The first goal of this project is characterization of microplastic bioaccumulation and resulting tissue changes in fish across different polymer material, shape, and size combinations. This knowledge is important for determining which plastics are most harmful to the environment. Current methods for determining MP polymer identity are inefficient and time consuming.
The second goal of this study is to decrease the time and data required to identify plastics using the difference in intrinsic properties between materials. This study will not only provide information regarding the effect of MPs on fish health, but also provide preliminary information on how MPs affect humans.
Current studies of MP bioaccumulation in marine life decouple MP characterization and counting from chemical variations in tissues caused by MP exposure. The primary goal of this project is to use quantum cascade laser (QCL) based discrete frequency infrared imaging (DFIR) to characterize not only the location of MP bioaccumulation in zebrafish (Danio rerio), but also the resulting tissue changes in the same sample without the use of histochemical staining.
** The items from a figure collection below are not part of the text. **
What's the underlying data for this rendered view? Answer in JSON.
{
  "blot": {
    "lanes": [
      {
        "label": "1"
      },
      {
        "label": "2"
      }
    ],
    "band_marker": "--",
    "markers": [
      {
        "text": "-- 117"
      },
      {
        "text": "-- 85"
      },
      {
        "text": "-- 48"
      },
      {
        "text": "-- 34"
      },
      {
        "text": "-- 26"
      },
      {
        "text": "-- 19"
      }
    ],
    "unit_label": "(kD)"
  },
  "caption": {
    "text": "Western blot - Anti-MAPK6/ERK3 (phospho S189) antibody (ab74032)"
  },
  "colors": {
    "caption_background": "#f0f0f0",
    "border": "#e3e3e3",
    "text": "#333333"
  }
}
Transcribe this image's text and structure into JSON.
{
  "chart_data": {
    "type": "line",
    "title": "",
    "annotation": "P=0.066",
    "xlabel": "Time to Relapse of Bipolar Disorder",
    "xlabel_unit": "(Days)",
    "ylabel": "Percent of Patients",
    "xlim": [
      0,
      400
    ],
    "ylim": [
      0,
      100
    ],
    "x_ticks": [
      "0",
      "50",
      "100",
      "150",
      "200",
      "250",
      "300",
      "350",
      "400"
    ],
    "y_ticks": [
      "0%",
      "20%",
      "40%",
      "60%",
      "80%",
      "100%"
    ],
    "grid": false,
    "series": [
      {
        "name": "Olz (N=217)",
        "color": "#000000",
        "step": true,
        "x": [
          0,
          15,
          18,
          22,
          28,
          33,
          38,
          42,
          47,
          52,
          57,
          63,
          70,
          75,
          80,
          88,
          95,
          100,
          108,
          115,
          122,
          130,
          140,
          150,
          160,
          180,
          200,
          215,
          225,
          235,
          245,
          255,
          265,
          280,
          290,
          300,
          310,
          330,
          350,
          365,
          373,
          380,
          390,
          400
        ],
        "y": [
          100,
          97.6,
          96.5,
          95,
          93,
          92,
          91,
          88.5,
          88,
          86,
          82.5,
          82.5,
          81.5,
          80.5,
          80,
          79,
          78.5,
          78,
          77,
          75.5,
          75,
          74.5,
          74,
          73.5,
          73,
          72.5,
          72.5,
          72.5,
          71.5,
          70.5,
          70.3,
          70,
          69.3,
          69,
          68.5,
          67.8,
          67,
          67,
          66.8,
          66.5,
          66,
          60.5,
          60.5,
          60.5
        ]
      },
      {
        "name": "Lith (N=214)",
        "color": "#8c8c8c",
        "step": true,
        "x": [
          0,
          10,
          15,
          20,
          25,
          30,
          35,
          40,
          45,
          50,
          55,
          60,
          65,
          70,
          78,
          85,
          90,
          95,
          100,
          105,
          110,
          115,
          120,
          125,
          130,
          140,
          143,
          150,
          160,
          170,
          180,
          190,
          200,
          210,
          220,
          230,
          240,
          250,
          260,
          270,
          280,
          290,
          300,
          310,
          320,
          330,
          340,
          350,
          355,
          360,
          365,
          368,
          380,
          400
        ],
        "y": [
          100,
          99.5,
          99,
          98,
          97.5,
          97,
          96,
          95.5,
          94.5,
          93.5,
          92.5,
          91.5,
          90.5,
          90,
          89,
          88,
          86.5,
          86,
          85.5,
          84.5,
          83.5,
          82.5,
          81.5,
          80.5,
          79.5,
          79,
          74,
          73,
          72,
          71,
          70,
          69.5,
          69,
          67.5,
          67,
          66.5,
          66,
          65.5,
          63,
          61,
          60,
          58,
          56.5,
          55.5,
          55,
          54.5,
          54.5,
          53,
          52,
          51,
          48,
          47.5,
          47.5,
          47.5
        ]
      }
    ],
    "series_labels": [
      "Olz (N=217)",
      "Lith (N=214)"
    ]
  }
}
QCL based DFIR allows for time-efficient, data-rich, stainless biomedical imaging but has largely been limited to proof of concept using human tissue. QCL based DFIR is more time-efficient than standard Fourier transform infrared microscopy as it allows only IR bands of interest to be acquired. A library of control zebrafish tissue (including spleen, heart, gills, kidney, intestine, liver, muscle, and brain) will be imaged with DFIR and correlated with adjacent H&E-stained sections in order to develop an artificial intelligence (AI) pipeline to determine the types of cells and their variation into a first of its hind comprehensive zebrafish tissue chemical imaging (CI) database.
The effects of polyethylene terephthalate (PET) and polytetrafluoroethylene (PTFE) MPs with different geometries (sphere and fibers), average sizes (2 and 10 µm), doses (0.5 and 10 mg/L), and exposure times (3 and 14 days) on zebrafish tissue will be studied relative to the control tissue library. A secondary product of this project will be a time and data efficient AI pipeline for DFIR based MP composition analysis that is applicable to non-biologically associated samples.
The overarching goal of this work is to not only study MP bioaccumulation in a model species, but also to lay the groundwork for expansion of QCL based DFIR imaging to MP characterization and further zebrafish studies across biomedical sciences.
This award reflects NSF's statutory mission and has been deemed worthy of support through evaluation using the Foundation's intellectual merit and broader impacts review criteria.